Updated 10/19/2017
The Lincoln Institute of Land Policy is joining the Organization for Economic Cooperation and Development (OECD) and mayors from across the globe this week to adopt the Seoul Implementation Agenda, a framework for cities to foster inclusive growth and respond to the challenges of climate change.
The framework, adopted at the Third Meeting of the OECD Champion Mayors for Inclusive Growth on Oct. 19 in Seoul, South Korea, is the latest in a series of international agreements to promote sustainable urbanization in the coming decades, including the Sustainable Development Goals adopted by United Nations member states in 2015, and the New Urban Agenda adopted at the Habitat III conference in 2016. The Lincoln Institute has been engaged in these efforts to help promote municipal fiscal health and better land use practices.

The OECD’s Champion Mayors for Inclusive Growth Initiative, in which the Lincoln Institute is a partner, was launched as part of the broader OECD Inclusive Growth initiative. The Champion Mayor’s initiative is an effort to tackle inequalities and promote inclusive growth policies in cities.
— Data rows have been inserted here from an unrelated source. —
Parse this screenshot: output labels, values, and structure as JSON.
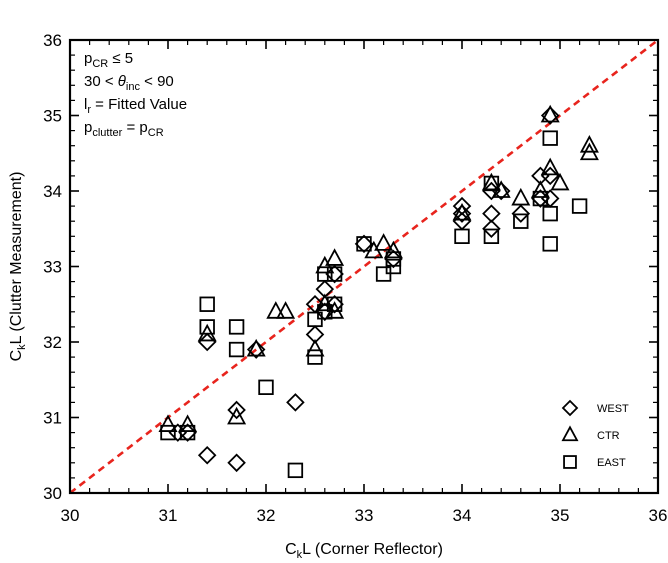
{
  "chart_data": {
    "type": "scatter",
    "title": "",
    "xlabel": {
      "main": "C",
      "sub": "k",
      "rest": "L (Corner Reflector)"
    },
    "ylabel": {
      "main": "C",
      "sub": "k",
      "rest": "L (Clutter Measurement)"
    },
    "xlim": [
      30,
      36
    ],
    "ylim": [
      30,
      36
    ],
    "xticks": [
      "30",
      "31",
      "32",
      "33",
      "34",
      "35",
      "36"
    ],
    "yticks": [
      "30",
      "31",
      "32",
      "33",
      "34",
      "35",
      "36"
    ],
    "reference_line": {
      "from": [
        30,
        30
      ],
      "to": [
        36,
        36
      ],
      "color": "#e8241d",
      "style": "dashed"
    },
    "annotations": [
      {
        "parts": [
          {
            "t": "p"
          },
          {
            "t": "CR",
            "sub": true
          },
          {
            "t": " ≤ 5"
          }
        ]
      },
      {
        "parts": [
          {
            "t": "30 < "
          },
          {
            "t": "θ",
            "italic": true
          },
          {
            "t": "inc",
            "sub": true
          },
          {
            "t": " < 90"
          }
        ]
      },
      {
        "parts": [
          {
            "t": "l"
          },
          {
            "t": "r",
            "sub": true
          },
          {
            "t": " = Fitted Value"
          }
        ]
      },
      {
        "parts": [
          {
            "t": "p"
          },
          {
            "t": "clutter",
            "sub": true
          },
          {
            "t": " = p"
          },
          {
            "t": "CR",
            "sub": true
          }
        ]
      }
    ],
    "legend_position": "bottom-right",
    "series": [
      {
        "name": "WEST",
        "marker": "diamond",
        "points": [
          [
            31.1,
            30.8
          ],
          [
            31.2,
            30.8
          ],
          [
            31.4,
            32.0
          ],
          [
            31.4,
            30.5
          ],
          [
            31.7,
            30.4
          ],
          [
            31.7,
            31.1
          ],
          [
            31.9,
            31.9
          ],
          [
            32.3,
            31.2
          ],
          [
            32.5,
            32.1
          ],
          [
            32.5,
            32.5
          ],
          [
            32.6,
            32.4
          ],
          [
            32.6,
            32.7
          ],
          [
            32.7,
            32.9
          ],
          [
            32.7,
            32.5
          ],
          [
            33.0,
            33.3
          ],
          [
            33.3,
            33.1
          ],
          [
            34.0,
            33.6
          ],
          [
            34.0,
            33.7
          ],
          [
            34.0,
            33.8
          ],
          [
            34.3,
            33.5
          ],
          [
            34.3,
            33.7
          ],
          [
            34.3,
            34.0
          ],
          [
            34.4,
            34.0
          ],
          [
            34.6,
            33.7
          ],
          [
            34.8,
            34.2
          ],
          [
            34.8,
            33.9
          ],
          [
            34.9,
            35.0
          ],
          [
            34.9,
            33.9
          ],
          [
            34.9,
            34.2
          ]
        ]
      },
      {
        "name": "CTR",
        "marker": "triangle",
        "points": [
          [
            31.0,
            30.9
          ],
          [
            31.2,
            30.9
          ],
          [
            31.4,
            32.1
          ],
          [
            31.7,
            31.0
          ],
          [
            31.9,
            31.9
          ],
          [
            32.1,
            32.4
          ],
          [
            32.2,
            32.4
          ],
          [
            32.5,
            31.9
          ],
          [
            32.6,
            32.5
          ],
          [
            32.6,
            33.0
          ],
          [
            32.7,
            33.1
          ],
          [
            32.7,
            32.4
          ],
          [
            33.1,
            33.2
          ],
          [
            33.2,
            33.3
          ],
          [
            33.3,
            33.2
          ],
          [
            34.0,
            33.7
          ],
          [
            34.3,
            34.1
          ],
          [
            34.4,
            34.0
          ],
          [
            34.6,
            33.9
          ],
          [
            34.8,
            34.0
          ],
          [
            34.9,
            35.0
          ],
          [
            34.9,
            34.3
          ],
          [
            35.0,
            34.1
          ],
          [
            35.3,
            34.6
          ],
          [
            35.3,
            34.5
          ]
        ]
      },
      {
        "name": "EAST",
        "marker": "square",
        "points": [
          [
            31.0,
            30.8
          ],
          [
            31.2,
            30.8
          ],
          [
            31.4,
            32.5
          ],
          [
            31.4,
            32.2
          ],
          [
            31.7,
            32.2
          ],
          [
            31.7,
            31.9
          ],
          [
            32.0,
            31.4
          ],
          [
            32.3,
            30.3
          ],
          [
            32.5,
            32.3
          ],
          [
            32.5,
            31.8
          ],
          [
            32.6,
            32.9
          ],
          [
            32.6,
            32.4
          ],
          [
            32.7,
            32.9
          ],
          [
            32.7,
            32.5
          ],
          [
            33.0,
            33.3
          ],
          [
            33.2,
            32.9
          ],
          [
            33.3,
            33.1
          ],
          [
            33.3,
            33.0
          ],
          [
            34.0,
            33.4
          ],
          [
            34.3,
            34.1
          ],
          [
            34.3,
            33.4
          ],
          [
            34.6,
            33.6
          ],
          [
            34.8,
            33.9
          ],
          [
            34.9,
            34.7
          ],
          [
            34.9,
            33.7
          ],
          [
            34.9,
            33.3
          ],
          [
            35.2,
            33.8
          ]
        ]
      }
    ]
  }
}
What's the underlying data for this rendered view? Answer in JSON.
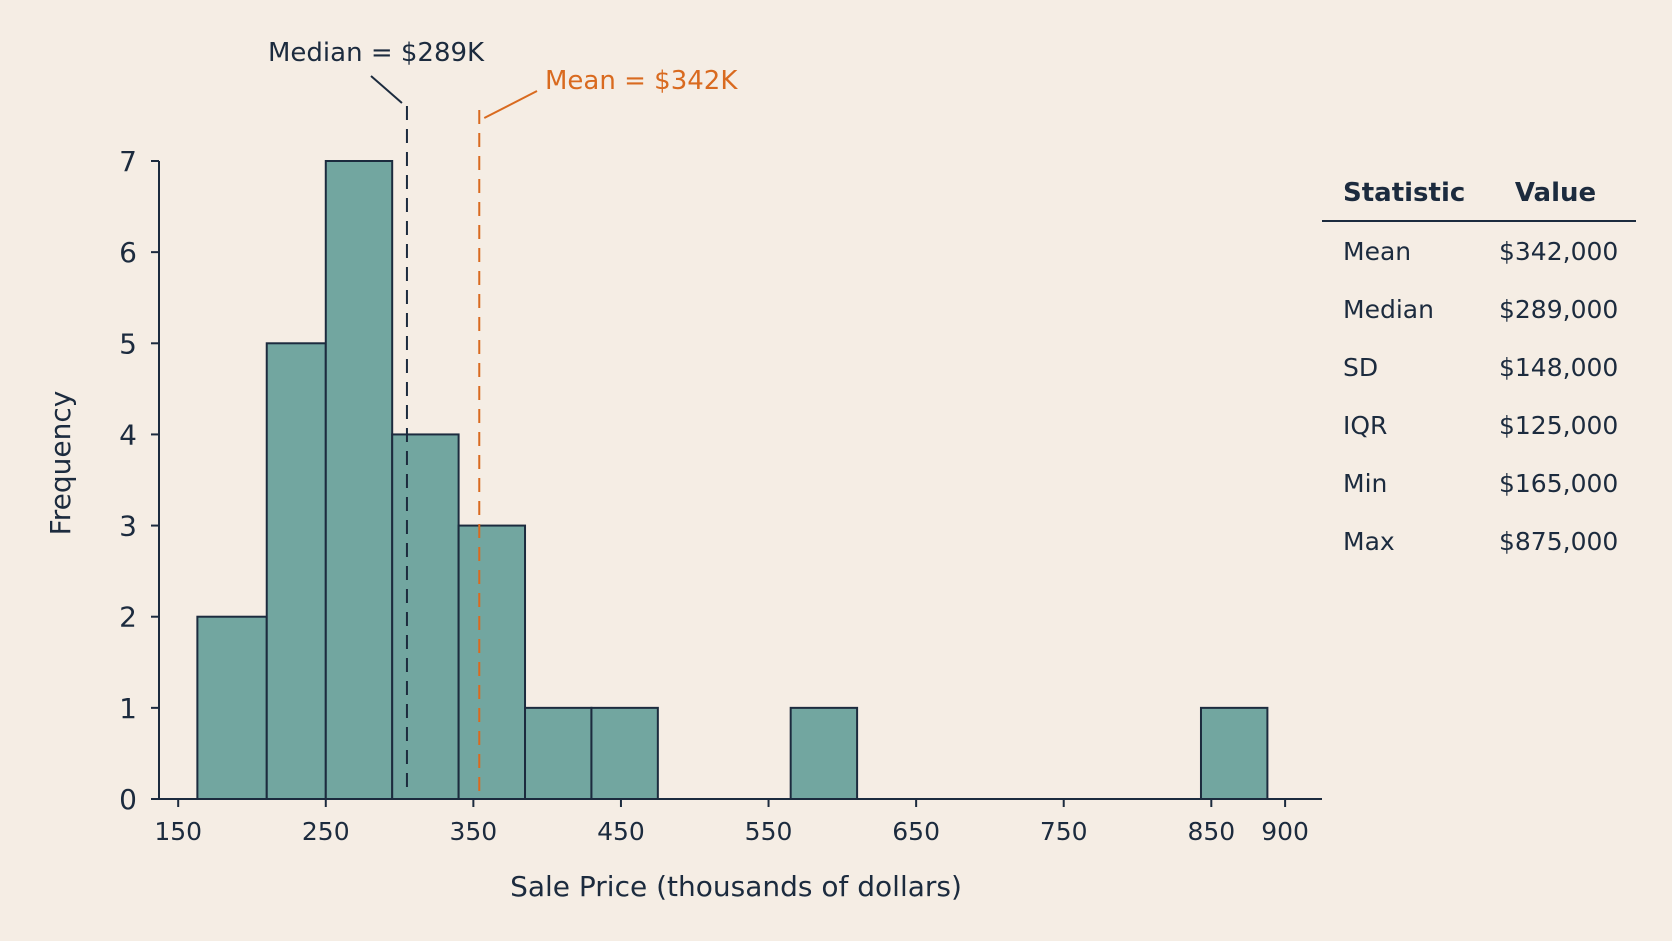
{
  "chart_data": {
    "type": "bar",
    "xlabel": "Sale Price (thousands of dollars)",
    "ylabel": "Frequency",
    "xlim": [
      137,
      925
    ],
    "ylim": [
      0,
      7
    ],
    "x_ticks": [
      150,
      250,
      350,
      450,
      550,
      650,
      750,
      850,
      900
    ],
    "y_ticks": [
      0,
      1,
      2,
      3,
      4,
      5,
      6,
      7
    ],
    "bins": [
      {
        "start": 163,
        "end": 210,
        "count": 2
      },
      {
        "start": 210,
        "end": 250,
        "count": 5
      },
      {
        "start": 250,
        "end": 295,
        "count": 7
      },
      {
        "start": 295,
        "end": 340,
        "count": 4
      },
      {
        "start": 340,
        "end": 385,
        "count": 3
      },
      {
        "start": 385,
        "end": 430,
        "count": 1
      },
      {
        "start": 430,
        "end": 475,
        "count": 1
      },
      {
        "start": 565,
        "end": 610,
        "count": 1
      },
      {
        "start": 843,
        "end": 888,
        "count": 1
      }
    ],
    "annotations": [
      {
        "label": "Median = $289K",
        "x": 305,
        "color": "#1c2b3e"
      },
      {
        "label": "Mean = $342K",
        "x": 354,
        "color": "#d96a1f"
      }
    ],
    "bar_color": "#72a6a0",
    "grid": false
  },
  "stats_table": {
    "headers": [
      "Statistic",
      "Value"
    ],
    "rows": [
      {
        "stat": "Mean",
        "value": "$342,000"
      },
      {
        "stat": "Median",
        "value": "$289,000"
      },
      {
        "stat": "SD",
        "value": "$148,000"
      },
      {
        "stat": "IQR",
        "value": "$125,000"
      },
      {
        "stat": "Min",
        "value": "$165,000"
      },
      {
        "stat": "Max",
        "value": "$875,000"
      }
    ]
  }
}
In 2016, more than 40 global mayors signed on to the New York Proposal for Inclusive Growth in Cities, laying out policy priorities to achieve the initiative’s goals, and the Paris Action Plan for Inclusive Growth in Cities, a more detailed agreement focused on addressing inequality in education, the labor market, housing and the urban environment, and infrastructure and public services.
The Lincoln Institute is one of several civil society partners including the Ford Foundation, the Brookings Institution, the Cities Alliance, the C40 Cities Climate Leadership Group, ICLEI – Local Governments for Sustainability (formerly the International Council for Local Environmental Initiatives), the National League of Cities, United Cities and Local Governments, and United Way Worldwide.

The Champion Mayors initiative is part of an ongoing Lincoln Institute-OECD collaboration, focused on land use governance, land value capture, climate change, urban planning for resiliency, green finance, and other land policy issues.
As part of the partnership with OECD, Policy Analyst Sena Segbedzi of the Lincoln Institute’s International and Institute-Wide Initiatives team is working with the OECD at the organization’s headquarters in Paris on the Champion Mayors initiative and other sustainable development projects. Segbedzi is a former program manager for the Ford Foundation, where she helped promote housing, transportation, and employment opportunities in U.S. cities including Detroit. She has extensive international experience including designing an emergency management plan for Lyon, France, assessing waste management systems in Senegal, and analyzing domestic violence advocacy programs in Ghana.